The Sacher is more beautiful than ever
The Sacher in Vienna, a large hotel saved during the pandemic also thanks to the cake that Nanni Moretti likes. Some hotels are part of the history of a city, and they are not always the luxury ones. But it’s hard to save them from speculation, or refurbishment that often destroys the atmosphere, more important than modern amenities.
The Kempinsky in Berlin is now called Bristol and is part of an international chain, it will be more comfortable but no longer has the charm it once had, like the Adlon in front of the Brandenburg gate, which is a fake authentic as De Crescenzo said, rebuilt as it was, with one more floor, after reunification. I think of the Ritz in Paris, which hosted Diana on her last day of her life, and Hemingway and Marlene Dietrich. At the Vesuvius in Naples or at the recently renovated Grand Hotel et des Palmes in Palermo, where Wagner and Mata Hari slept, the Mafia’s favorite for its leaders.

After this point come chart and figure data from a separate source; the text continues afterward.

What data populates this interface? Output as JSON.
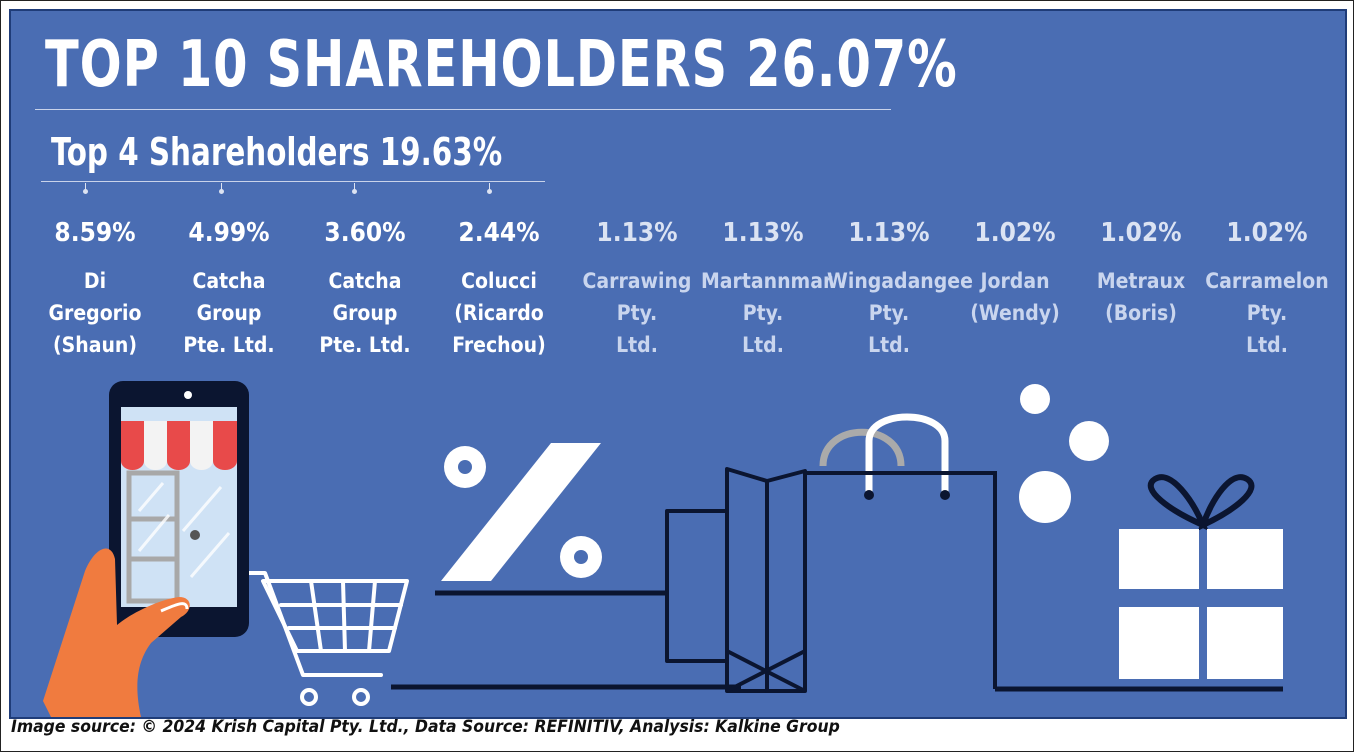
{
  "header": {
    "title": "TOP 10 SHAREHOLDERS 26.07%",
    "subtitle": "Top 4 Shareholders 19.63%"
  },
  "shareholders": [
    {
      "percent": "8.59%",
      "name": "Di\nGregorio\n(Shaun)",
      "top4": true
    },
    {
      "percent": "4.99%",
      "name": "Catcha\nGroup\nPte. Ltd.",
      "top4": true
    },
    {
      "percent": "3.60%",
      "name": "Catcha\nGroup\nPte. Ltd.",
      "top4": true
    },
    {
      "percent": "2.44%",
      "name": "Colucci\n(Ricardo\nFrechou)",
      "top4": true
    },
    {
      "percent": "1.13%",
      "name": "Carrawing\nPty.\nLtd.",
      "top4": false
    },
    {
      "percent": "1.13%",
      "name": "Martannmar\nPty.\nLtd.",
      "top4": false
    },
    {
      "percent": "1.13%",
      "name": "Wingadangee\nPty.\nLtd.",
      "top4": false
    },
    {
      "percent": "1.02%",
      "name": "Jordan\n(Wendy)",
      "top4": false
    },
    {
      "percent": "1.02%",
      "name": "Metraux\n(Boris)",
      "top4": false
    },
    {
      "percent": "1.02%",
      "name": "Carramelon\nPty.\nLtd.",
      "top4": false
    }
  ],
  "illustration": {
    "icons": [
      "smartphone-icon",
      "shop-awning-icon",
      "hand-icon",
      "shopping-cart-icon",
      "percent-icon",
      "shopping-bag-icon",
      "gift-box-icon",
      "bubble-icon"
    ]
  },
  "colors": {
    "background": "#4a6db3",
    "line_art": "#0b1530",
    "hand": "#f07b3f",
    "awning_red": "#e84a4a",
    "screen": "#cfe2f5"
  },
  "footer": {
    "caption": "Image source: © 2024 Krish Capital Pty. Ltd., Data Source: REFINITIV, Analysis: Kalkine Group"
  }
}
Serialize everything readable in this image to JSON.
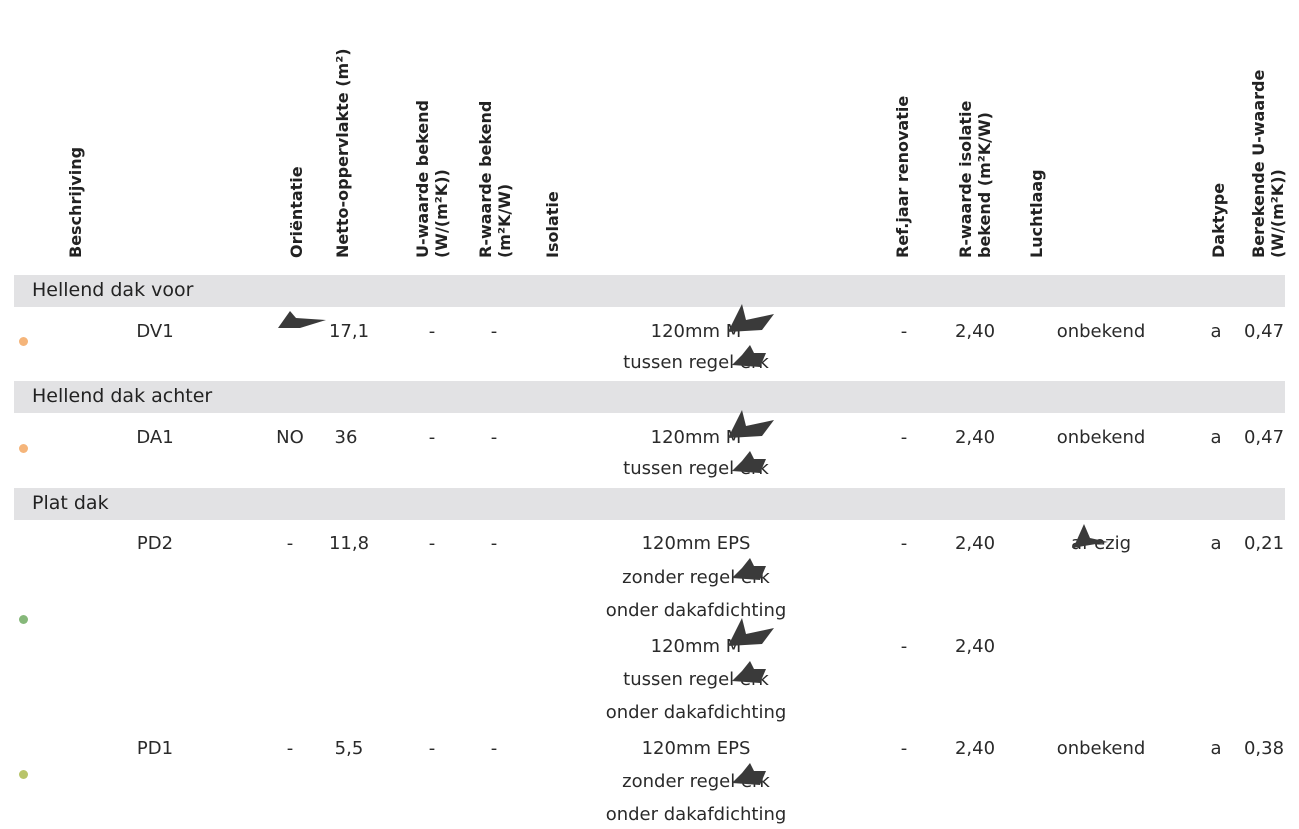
{
  "headers": {
    "beschrijving": "Beschrijving",
    "orientatie": "Oriëntatie",
    "netto": "Netto-oppervlakte (m²)",
    "u_bekend_1": "U-waarde bekend",
    "u_bekend_2": "(W/(m²K))",
    "r_bekend_1": "R-waarde bekend",
    "r_bekend_2": "(m²K/W)",
    "isolatie": "Isolatie",
    "refjaar": "Ref.jaar renovatie",
    "r_isolatie_1": "R-waarde isolatie",
    "r_isolatie_2": "bekend (m²K/W)",
    "luchtlaag": "Luchtlaag",
    "daktype": "Daktype",
    "berekende_1": "Berekende U-waarde",
    "berekende_2": "(W/(m²K))"
  },
  "sections": [
    {
      "title": "Hellend dak voor",
      "rows": [
        {
          "beschrijving": "DV1",
          "orientatie": "",
          "netto": "17,1",
          "u_bekend": "-",
          "r_bekend": "-",
          "isolatie": [
            "120mm M",
            "tussen regel erk"
          ],
          "refjaar": [
            "-"
          ],
          "r_isolatie": [
            "2,40"
          ],
          "luchtlaag": "onbekend",
          "daktype": "a",
          "berekende": "0,47",
          "dot_color": "#f5b57a"
        }
      ]
    },
    {
      "title": "Hellend dak achter",
      "rows": [
        {
          "beschrijving": "DA1",
          "orientatie": "NO",
          "netto": "36",
          "u_bekend": "-",
          "r_bekend": "-",
          "isolatie": [
            "120mm M",
            "tussen regel erk"
          ],
          "refjaar": [
            "-"
          ],
          "r_isolatie": [
            "2,40"
          ],
          "luchtlaag": "onbekend",
          "daktype": "a",
          "berekende": "0,47",
          "dot_color": "#f5b57a"
        }
      ]
    },
    {
      "title": "Plat dak",
      "rows": [
        {
          "beschrijving": "PD2",
          "orientatie": "-",
          "netto": "11,8",
          "u_bekend": "-",
          "r_bekend": "-",
          "isolatie": [
            "120mm EPS",
            "zonder regel erk",
            "onder dakafdichting",
            "120mm M",
            "tussen regel erk",
            "onder dakafdichting"
          ],
          "refjaar": [
            "-",
            "-"
          ],
          "r_isolatie": [
            "2,40",
            "2,40"
          ],
          "luchtlaag": "af ezig",
          "daktype": "a",
          "berekende": "0,21",
          "dot_color": "#86b87a"
        },
        {
          "beschrijving": "PD1",
          "orientatie": "-",
          "netto": "5,5",
          "u_bekend": "-",
          "r_bekend": "-",
          "isolatie": [
            "120mm EPS",
            "zonder regel erk",
            "onder dakafdichting"
          ],
          "refjaar": [
            "-"
          ],
          "r_isolatie": [
            "2,40"
          ],
          "luchtlaag": "onbekend",
          "daktype": "a",
          "berekende": "0,38",
          "dot_color": "#b8c46a"
        }
      ]
    }
  ],
  "colors": {
    "band": "#e2e2e4",
    "redaction": "#3a3a3a",
    "dot_orange": "#f5b57a",
    "dot_green": "#86b87a",
    "dot_lime": "#b8c46a"
  }
}
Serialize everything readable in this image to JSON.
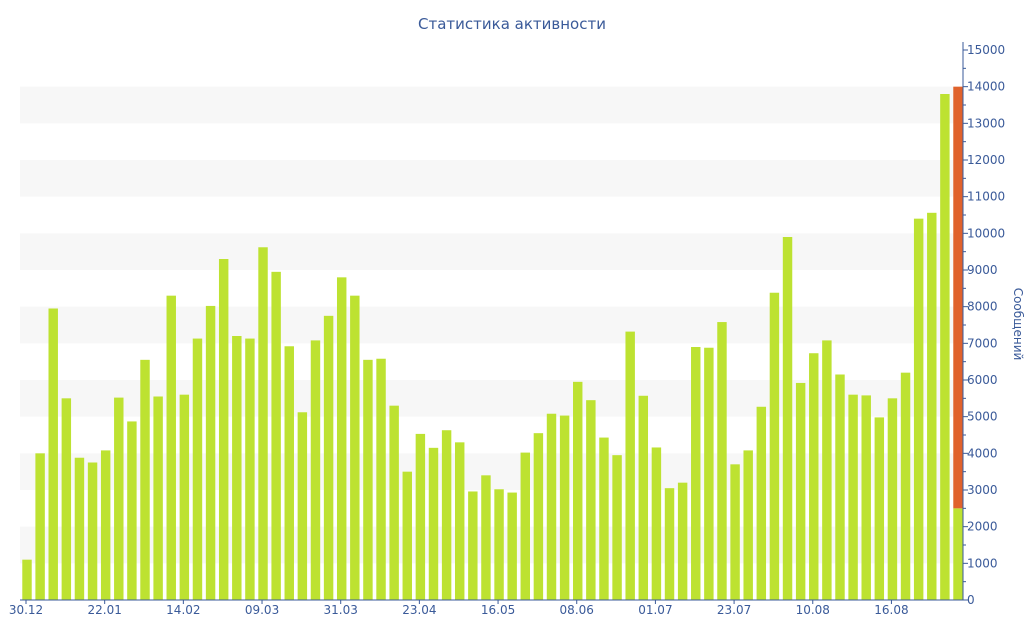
{
  "chart_data": {
    "type": "bar",
    "title": "Статистика активности",
    "ylabel": "Сообщений",
    "xlabel": "",
    "ylim": [
      0,
      15000
    ],
    "y_ticks": [
      0,
      1000,
      2000,
      3000,
      4000,
      5000,
      6000,
      7000,
      8000,
      9000,
      10000,
      11000,
      12000,
      13000,
      14000,
      15000
    ],
    "y_axis_position": "right",
    "x_tick_labels": [
      "30.12",
      "22.01",
      "14.02",
      "09.03",
      "31.03",
      "23.04",
      "16.05",
      "08.06",
      "01.07",
      "23.07",
      "10.08",
      "16.08"
    ],
    "x_tick_bar_index": [
      0,
      6,
      12,
      18,
      24,
      30,
      36,
      42,
      48,
      54,
      60,
      66
    ],
    "grid": "alternating horizontal bands",
    "values": [
      1100,
      4000,
      7950,
      5500,
      3880,
      3750,
      4080,
      5520,
      4870,
      6550,
      5550,
      8300,
      5600,
      7130,
      8020,
      9300,
      7200,
      7130,
      9620,
      8950,
      6920,
      5120,
      7080,
      7750,
      8800,
      8300,
      6550,
      6580,
      5300,
      3500,
      4530,
      4150,
      4630,
      4300,
      2960,
      3400,
      3020,
      2930,
      4020,
      4550,
      5080,
      5030,
      5950,
      5450,
      4430,
      3950,
      7320,
      5570,
      4160,
      3050,
      3200,
      6900,
      6880,
      7580,
      3700,
      4080,
      5270,
      8380,
      9900,
      5920,
      6730,
      7080,
      6150,
      5600,
      5580,
      4980,
      5500,
      6200,
      10400,
      10560,
      13800
    ],
    "highlight_last": {
      "total": 14000,
      "base": 2500
    },
    "colors": {
      "bar": "#bde231",
      "highlight": "#e0622c",
      "text": "#3a5a99",
      "band": "#f7f7f7"
    }
  }
}
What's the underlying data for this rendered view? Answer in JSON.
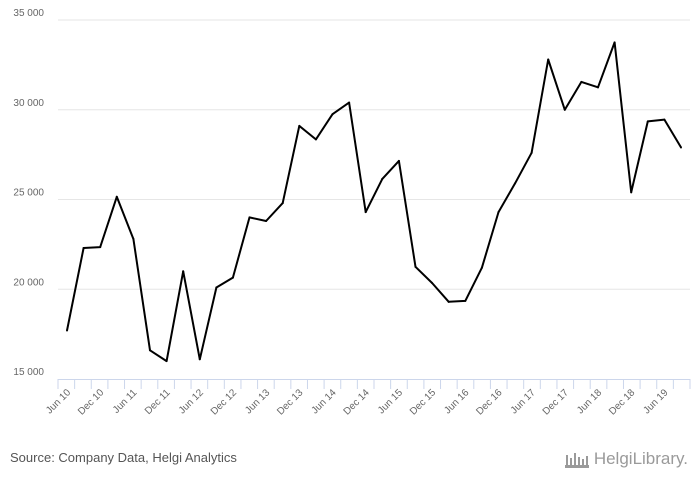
{
  "chart_data": {
    "type": "line",
    "title": "",
    "xlabel": "",
    "ylabel": "",
    "ylim": [
      15000,
      35000
    ],
    "yticks": [
      15000,
      20000,
      25000,
      30000,
      35000
    ],
    "ytick_labels": [
      "15 000",
      "20 000",
      "25 000",
      "30 000",
      "35 000"
    ],
    "grid": "horizontal",
    "legend": "none",
    "line_color": "#000000",
    "x": [
      "Jun 10",
      "Sep 10",
      "Dec 10",
      "Mar 11",
      "Jun 11",
      "Sep 11",
      "Dec 11",
      "Mar 12",
      "Jun 12",
      "Sep 12",
      "Dec 12",
      "Mar 13",
      "Jun 13",
      "Sep 13",
      "Dec 13",
      "Mar 14",
      "Jun 14",
      "Sep 14",
      "Dec 14",
      "Mar 15",
      "Jun 15",
      "Sep 15",
      "Dec 15",
      "Mar 16",
      "Jun 16",
      "Sep 16",
      "Dec 16",
      "Mar 17",
      "Jun 17",
      "Sep 17",
      "Dec 17",
      "Mar 18",
      "Jun 18",
      "Sep 18",
      "Dec 18",
      "Mar 19",
      "Jun 19",
      "Sep 19"
    ],
    "x_tick_labels": [
      "Jun 10",
      "Dec 10",
      "Jun 11",
      "Dec 11",
      "Jun 12",
      "Dec 12",
      "Jun 13",
      "Dec 13",
      "Jun 14",
      "Dec 14",
      "Jun 15",
      "Dec 15",
      "Jun 16",
      "Dec 16",
      "Jun 17",
      "Dec 17",
      "Jun 18",
      "Dec 18",
      "Jun 19"
    ],
    "series": [
      {
        "values": [
          17700,
          22300,
          22350,
          25150,
          22800,
          16600,
          16000,
          21000,
          16100,
          20100,
          20650,
          24000,
          23800,
          24800,
          29100,
          28350,
          29750,
          30400,
          24300,
          26150,
          27150,
          21250,
          20350,
          19300,
          19350,
          21200,
          24300,
          25900,
          27600,
          32800,
          30000,
          31550,
          31250,
          33750,
          25400,
          29350,
          29450,
          27900
        ]
      }
    ]
  },
  "footer": {
    "source": "Source: Company Data, Helgi Analytics",
    "logo_text": "HelgiLibrary."
  }
}
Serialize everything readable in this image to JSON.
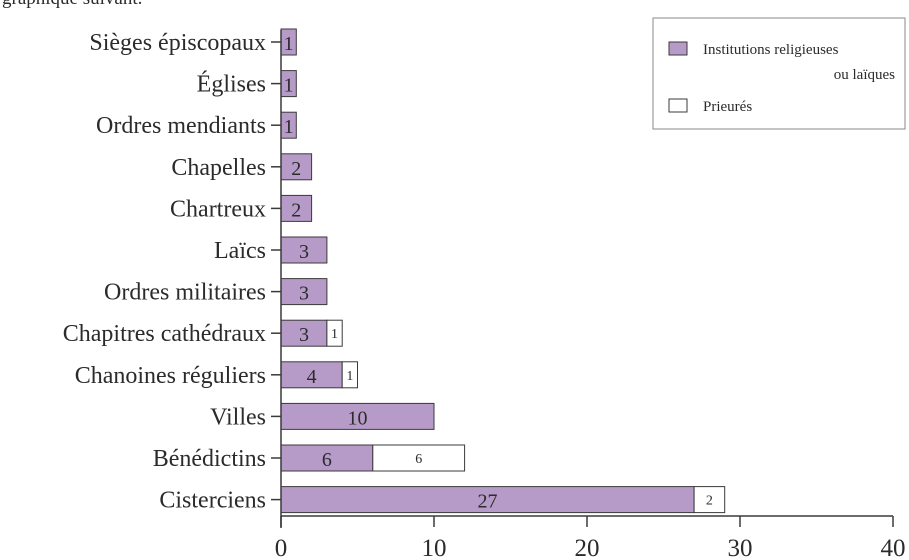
{
  "header": {
    "text": "graphique suivant."
  },
  "chart_data": {
    "type": "bar",
    "orientation": "horizontal",
    "stacked": true,
    "categories": [
      "Sièges épiscopaux",
      "Églises",
      "Ordres mendiants",
      "Chapelles",
      "Chartreux",
      "Laïcs",
      "Ordres militaires",
      "Chapitres cathédraux",
      "Chanoines réguliers",
      "Villes",
      "Bénédictins",
      "Cisterciens"
    ],
    "series": [
      {
        "name": "Institutions religieuses ou laïques",
        "values": [
          1,
          1,
          1,
          2,
          2,
          3,
          3,
          3,
          4,
          10,
          6,
          27
        ],
        "color": "#b69bc8"
      },
      {
        "name": "Prieurés",
        "values": [
          0,
          0,
          0,
          0,
          0,
          0,
          0,
          1,
          1,
          0,
          6,
          2
        ],
        "color": "#ffffff"
      }
    ],
    "xlim": [
      0,
      40
    ],
    "x_ticks": [
      "0",
      "10",
      "20",
      "30",
      "40"
    ],
    "legend": {
      "placement": "top-right",
      "entries": [
        {
          "lines": [
            "Institutions religieuses",
            "ou laïques"
          ],
          "color": "#b69bc8"
        },
        {
          "lines": [
            "Prieurés"
          ],
          "color": "#ffffff"
        }
      ]
    },
    "grid": false
  }
}
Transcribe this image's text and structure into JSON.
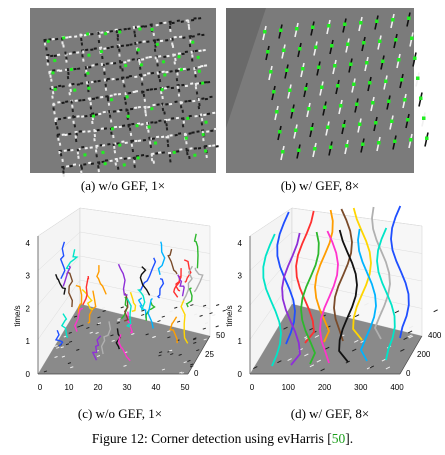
{
  "panels": {
    "a": {
      "caption": "(a) w/o GEF, 1×"
    },
    "b": {
      "caption": "(b) w/ GEF, 8×"
    },
    "c": {
      "caption": "(c) w/o GEF, 1×",
      "z_axis_label": "time/s",
      "z_ticks": [
        "0",
        "1",
        "2",
        "3",
        "4"
      ],
      "x_ticks": [
        "0",
        "10",
        "20",
        "30",
        "40",
        "50"
      ],
      "y_ticks": [
        "0",
        "25",
        "50"
      ]
    },
    "d": {
      "caption": "(d) w/ GEF, 8×",
      "z_axis_label": "time/s",
      "z_ticks": [
        "0",
        "1",
        "2",
        "3",
        "4"
      ],
      "x_ticks": [
        "0",
        "100",
        "200",
        "300",
        "400"
      ],
      "y_ticks": [
        "0",
        "200",
        "400"
      ]
    }
  },
  "figure": {
    "caption_prefix": "Figure 12: Corner detection using evHarris [",
    "caption_ref": "50",
    "caption_suffix": "]."
  },
  "colors": {
    "ref_link": "#1a9e1a",
    "corner_marker": "#22ee22",
    "image_background": "#7b7b7b"
  }
}
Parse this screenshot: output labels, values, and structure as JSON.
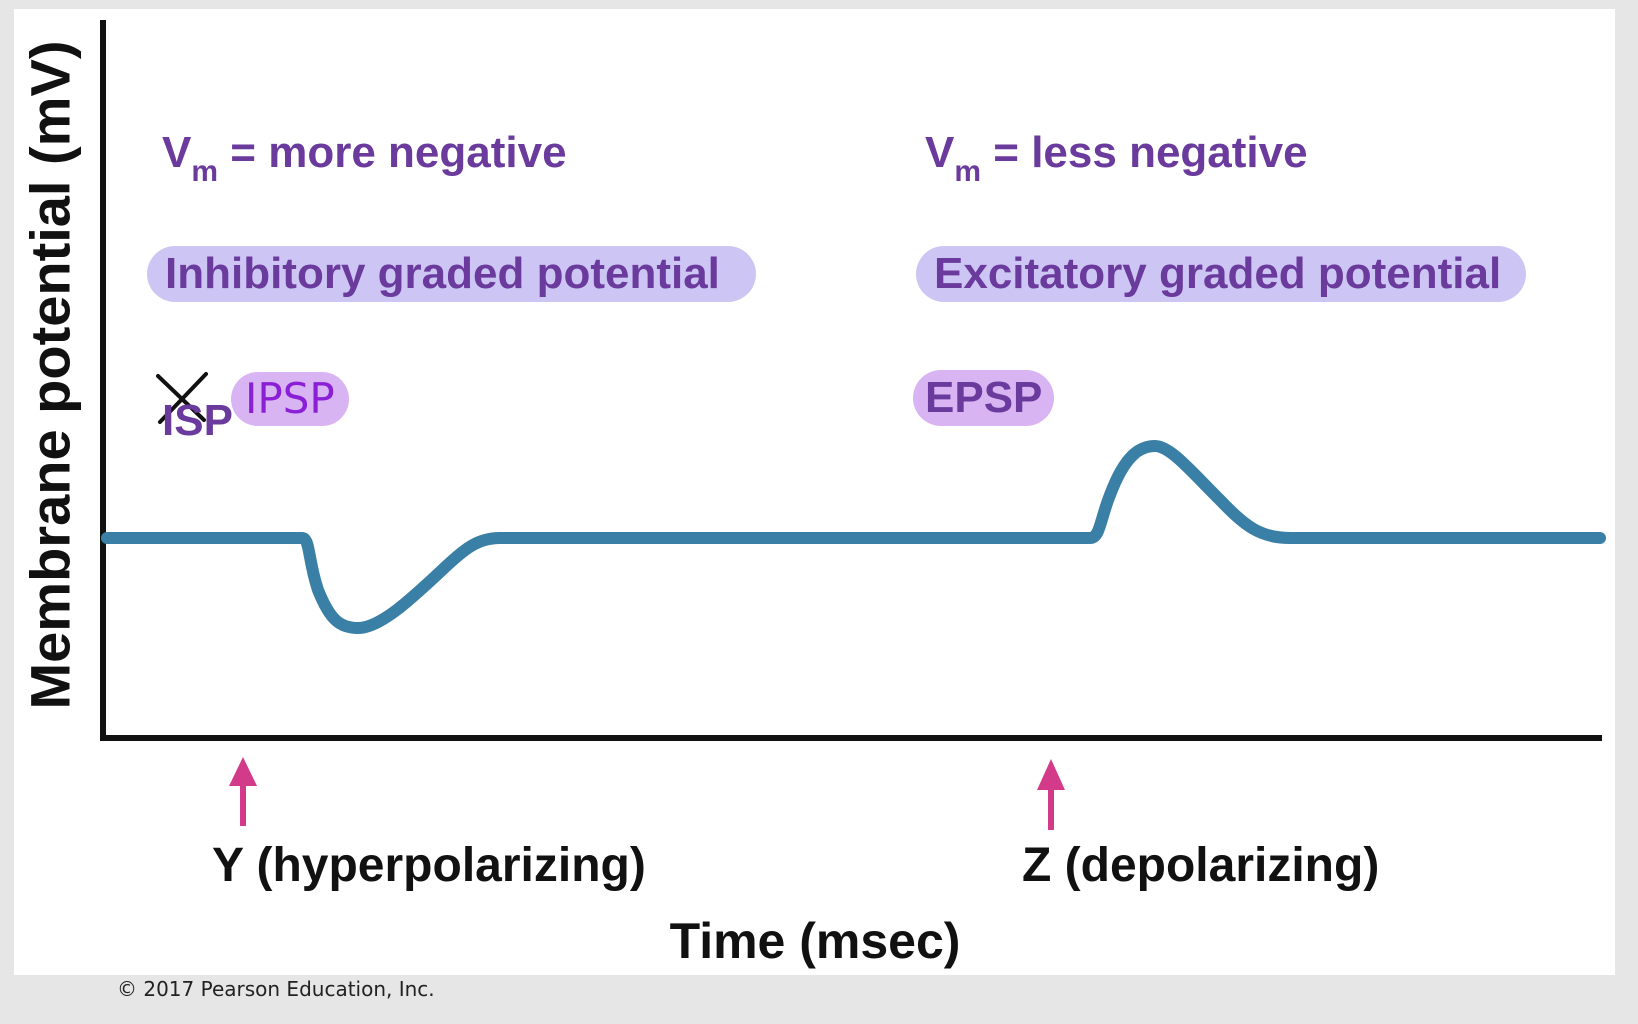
{
  "y_axis_label": "Membrane potential (mV)",
  "x_axis_label": "Time (msec)",
  "left": {
    "vm_symbol": "V",
    "vm_subscript": "m",
    "vm_text": "= more negative",
    "pill": "Inhibitory graded potential",
    "crossed_abbr": "ISP",
    "handwritten_abbr": "IPSP",
    "stimulus": "Y (hyperpolarizing)"
  },
  "right": {
    "vm_symbol": "V",
    "vm_subscript": "m",
    "vm_text": "= less negative",
    "pill": "Excitatory graded potential",
    "abbr": "EPSP",
    "stimulus": "Z (depolarizing)"
  },
  "copyright": "© 2017 Pearson Education, Inc.",
  "colors": {
    "trace": "#3a7fa5",
    "arrow": "#d43a8a",
    "label_purple": "#6a3a9c",
    "pill_fill": "#cdc6f4",
    "handwriting": "#8a1fd6"
  },
  "icons": [
    "stimulus-arrow-icon",
    "cross-out-mark-icon"
  ]
}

One cannot think of Vienna without the Hotel Sacher, a few meters from the Opera, which has survived for 250 years, even if it originally had another name. It was the gastronome Edward Sacher who bought it in 1876 and named it after the cake that bore his name, with chocolate, marzipan and apricot jam. It has had some bad moments due to Covid, and is still the only five-star hotel in the capital that belongs to the family (along with the other four in the group), thanks to careful management. It is about to break even again, and 15% of the turnover is ensured by the cake, of which about a thousand packages are sold every day, which can also be ordered online. It starts from 48.50 euros for a one kilo and 400 gram Sacher, to be consumed within a couple of weeks.
Not everyone can afford to stay in one of its 150 rooms, half are suites, some bear the name of famous guests, including singers and conductors. Herbert von Karajan’s is 300 square meters wide and costs more than two thousand euros a night. But tourists at least allow themselves a slice of the legendary Sacher, in one of her five cafés. Crown Prince Rudolf also liked her, who killed himself in Mayerling on January 30, 1889 with the seventeen-year-old Maria Vetsera, out of love at least as the legend claims. At Sacher, Graham Greene together with Orson Welles wrote the screenplay of The Third Man, the film about post-war Vienna, occupied by the Western allies and the Soviets. They made three or four films about the Sacher, the first in ’39, a year after the Anschluss, when, thanks to Hitler, Austria was swallowed up by the Third Reich.
Now a double room costs at least 500 euros, not a little, but still less than what is asked for in a hotel of the same level in Paris or Venice. Up until a few years ago it was more affordable and the last time, before the euro, I paid around 300,000 lire, roughly as much as in a normal hotel, or as much as I was asked for in Milan during the fair period, a three-star hotel near the Palace of Justice. I often went to the Sacher in the fateful year of the fall of the Wall, when the East Germans fled via Hungary to end up in Austria. I was not a spendthrift who charged the newspaper bill. As a special envoy, I have the pride of never having had any complaints from the administration regarding the expense report.
Indeed no, once one of the directors reproached me for going to a hotel that was too modest. But I chose the more functional ones, and with an atmosphere, avoiding those of the big chains, the same from Tokyo to Madrid. I got an interview with the Nazi hunter, thanks to the goalkeeper of the Sacher. My phone number was no longer valid, he had the reserved one, he called him and vouched for me.
The Frankfuter Allgemeine dedicated a long interview to the director Matthias Winkler, 53, to the Sacher. 2019 was a record year, he recalled, with a budget of 60 million, and we are about to return to the period before Covid. There are 700 employees, a third Austrian, a third German, and the rest from all over the world, but it’s difficult to find personnel who are up to the task, there are about sixty vacant positions, and not because the pay is insufficient.